Lori A Leslie, MD, director, Indolent Lymphoma and Chronic Lymphocytic Leukemia Research Programs, Hackensack Meridian Health’s John Theurer Cancer Center; assistant professor, Hackensack Meridian School of Medicine, discusses 5-year follow-up results from the phase 2 ZUMA-5 trial (NCT03105336) evaluating axicabtagene ciloleucel (axi-cel; Yescarta) in patients with relapsed/refractory indolent non-Hodgkin lymphoma (NHL).
The ZUMA-5 trial is evaluating the CAR T-cell therapy axi-cel in patients with indolent lymphoma, including follicular lymphoma and marginal zone lymphoma, Leslie begins. To qualify for enrollment, patients needed to have received at least 2 prior lines of therapy, including an anti-CD20 antibody and an alkylating agent, with a median of 3 prior therapies reported. The study’s primary end point was overall response rate, which was previously reported as 94% (95% CI, 88%-97%) in the follicular lymphoma cohort, with a complete response (CR) rate of 79%, she reports. Cytokine release syndrome (CRS) and neurologic toxicities occurred in most patients but were predominantly low grade, making the therapy generally tolerable, Leslie emphasizes.
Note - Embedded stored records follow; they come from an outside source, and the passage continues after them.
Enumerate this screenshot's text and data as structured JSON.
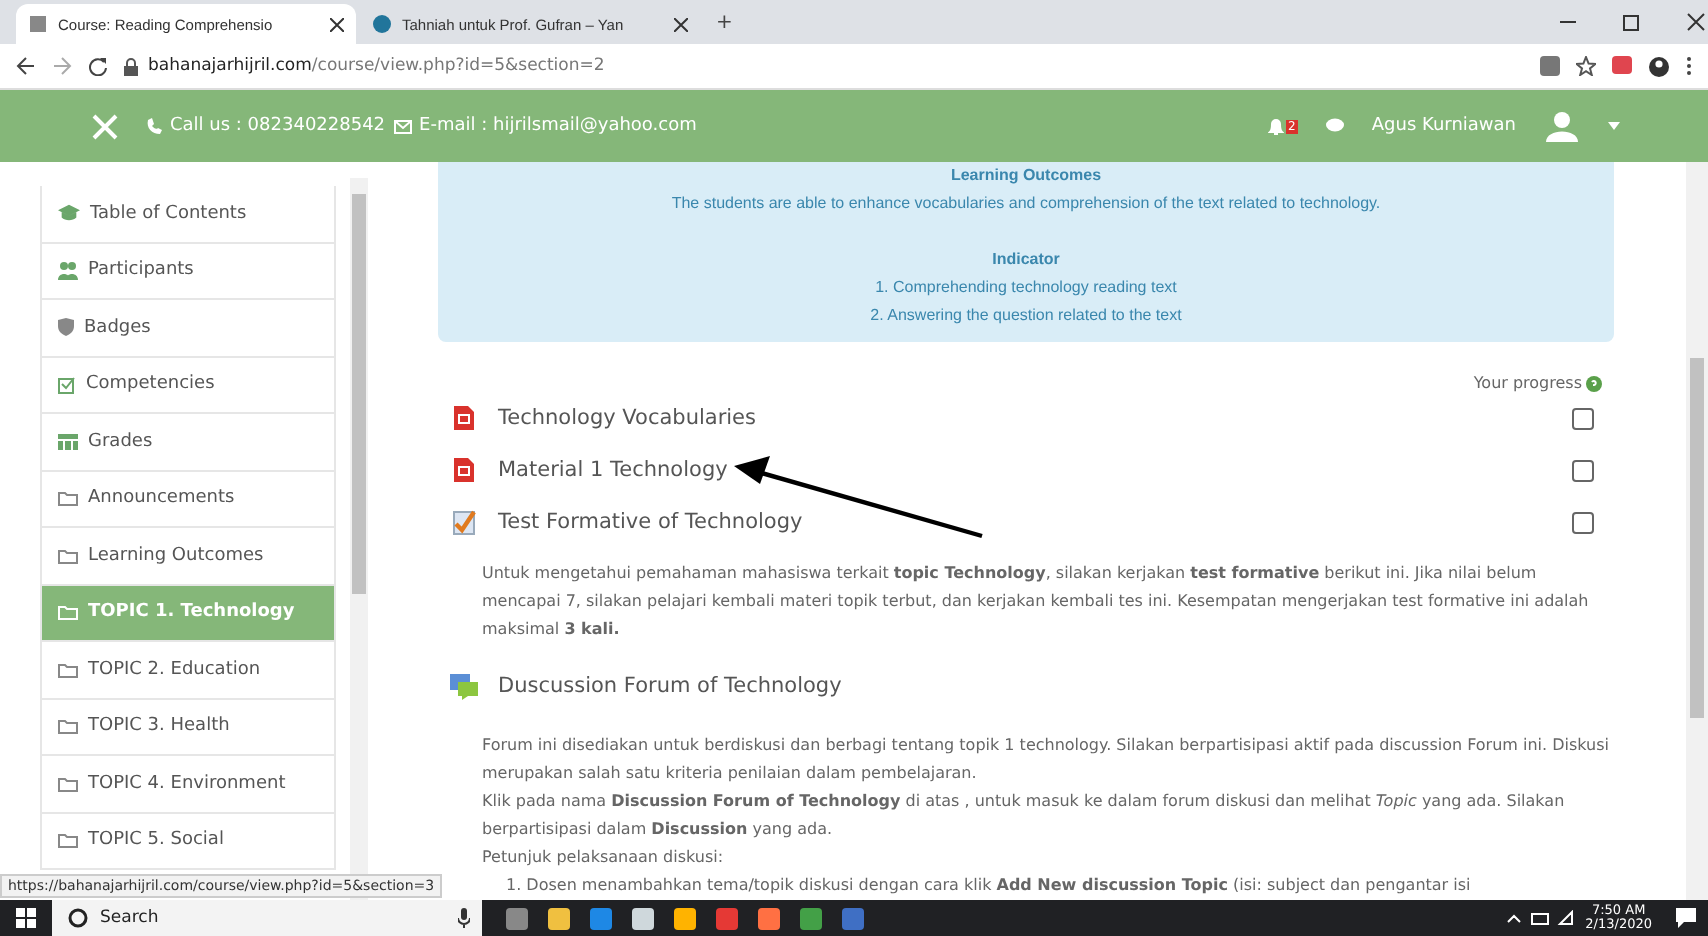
{
  "browser": {
    "tabs": [
      {
        "label": "Course: Reading Comprehensio",
        "selected": true
      },
      {
        "label": "Tahniah untuk Prof. Gufran – Yan",
        "selected": false
      }
    ],
    "new_tab": "+",
    "address": {
      "host": "bahanajarhijril.com",
      "path": "/course/view.php?id=5&section=2"
    }
  },
  "header": {
    "contact": "Call us : 082340228542",
    "email": "E-mail : hijrilsmail@yahoo.com",
    "notification_count": "2",
    "user": "Agus Kurniawan"
  },
  "sidebar": {
    "items": [
      {
        "label": "Table of Contents",
        "kind": "cap",
        "selected": false
      },
      {
        "label": "Participants",
        "kind": "users",
        "selected": false
      },
      {
        "label": "Badges",
        "kind": "shield",
        "selected": false
      },
      {
        "label": "Competencies",
        "kind": "check",
        "selected": false
      },
      {
        "label": "Grades",
        "kind": "table",
        "selected": false
      },
      {
        "label": "Announcements",
        "kind": "folder",
        "selected": false
      },
      {
        "label": "Learning Outcomes",
        "kind": "folder",
        "selected": false
      },
      {
        "label": "TOPIC 1. Technology",
        "kind": "folder",
        "selected": true
      },
      {
        "label": "TOPIC 2. Education",
        "kind": "folder",
        "selected": false
      },
      {
        "label": "TOPIC 3. Health",
        "kind": "folder",
        "selected": false
      },
      {
        "label": "TOPIC 4. Environment",
        "kind": "folder",
        "selected": false
      },
      {
        "label": "TOPIC 5. Social",
        "kind": "folder",
        "selected": false
      }
    ]
  },
  "outcomes": {
    "title": "Learning Outcomes",
    "text": "The students are able to enhance vocabularies and comprehension of the text related to technology.",
    "indicator_title": "Indicator",
    "indicators": [
      "1. Comprehending technology reading text",
      "2. Answering the question related to the text"
    ]
  },
  "progress_label": "Your progress",
  "activities": [
    {
      "kind": "pdf",
      "label": "Technology Vocabularies",
      "checked": false
    },
    {
      "kind": "pdf",
      "label": "Material 1 Technology",
      "checked": false
    },
    {
      "kind": "quiz",
      "label": "Test Formative of Technology",
      "checked": false
    }
  ],
  "quiz_text": "Untuk mengetahui pemahaman mahasiswa terkait **topic Technology**, silakan kerjakan **test formative** berikut ini. Jika nilai belum mencapai 7, silakan pelajari kembali materi topik terbut, dan kerjakan kembali tes ini. Kesempatan mengerjakan test formative ini adalah maksimal  **3 kali.**",
  "forum": {
    "label": "Duscussion Forum of Technology",
    "lines": [
      "Forum ini disediakan untuk berdiskusi dan berbagi tentang topik 1 technology.  Silakan berpartisipasi aktif pada discussion Forum ini. Diskusi merupakan salah satu kriteria penilaian dalam pembelajaran.",
      "Klik pada nama **Discussion Forum of Technology** di atas , untuk masuk ke dalam forum diskusi dan melihat *Topic* yang ada. Silakan berpartisipasi dalam **Discussion** yang ada.",
      "Petunjuk pelaksanaan diskusi:"
    ],
    "steps": [
      "1. Dosen menambahkan tema/topik diskusi dengan cara klik **Add New discussion Topic** (isi: subject dan pengantar isi"
    ]
  },
  "status_url": "https://bahanajarhijril.com/course/view.php?id=5&section=3",
  "taskbar": {
    "search": "Search",
    "time": "7:50 AM",
    "date": "2/13/2020"
  }
}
The study’s primary analysis and subsequent 3-year follow-up demonstrated durable responses, raising key questions about relapse patterns in indolent lymphomas, she expands. Unlike diffuse large B-cell lymphoma, where relapses typically occur within the first year of treatment, indolent lymphoma relapses appear to be less frequent and occur later, according to Leslie. At the 3-year follow-up, there were few late relapses, and these findings were confirmed in the 5-year follow-up presented at the 2024 ASH Annual Meeting, Leslie explains. At the 5-year follow-up, investigators observed minimal disease progression, no further lymphoma-related deaths, and no new safety concerns, as CRS and neurologic toxicities remained early events, she notes.
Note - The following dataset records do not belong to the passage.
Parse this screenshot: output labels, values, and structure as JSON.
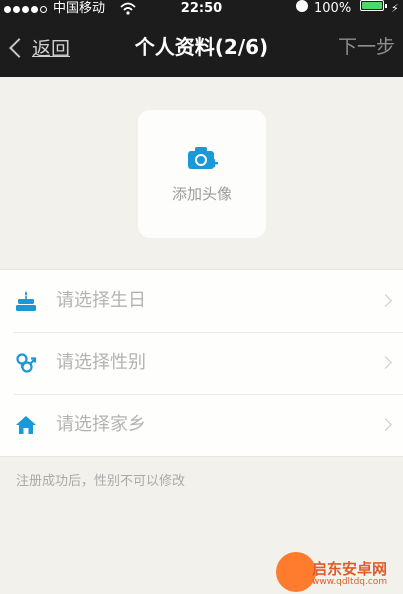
{
  "status_bar": {
    "carrier": "中国移动",
    "time": "22:50",
    "battery_percent": "100%",
    "battery_level": 1.0
  },
  "nav": {
    "back_label": "返回",
    "title": "个人资料(2/6)",
    "next_label": "下一步"
  },
  "avatar": {
    "label": "添加头像",
    "icon": "camera-add-icon"
  },
  "form": {
    "rows": [
      {
        "label": "请选择生日",
        "icon": "cake-icon"
      },
      {
        "label": "请选择性别",
        "icon": "gender-icon"
      },
      {
        "label": "请选择家乡",
        "icon": "home-icon"
      }
    ]
  },
  "note": "注册成功后，性别不可以修改",
  "watermark": {
    "title": "启东安卓网",
    "url": "www.qdltdq.com"
  },
  "colors": {
    "accent": "#1a98d8",
    "nav_background": "#1c1c1c",
    "page_background": "#f2f1ec",
    "battery": "#4cd964"
  }
}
The 5-year data highlighted the possibility that CAR T-cell therapy could be curative for some patients with indolent lymphoma, Leslie continues. Only 4 patients experienced relapse beyond 24 months post-leukapheresis, she says. Questions remain about identifying patients most likely to achieve durable responses and refining post-treatment strategies for those at higher risk of relapse to improve long-term outcomes, she concludes.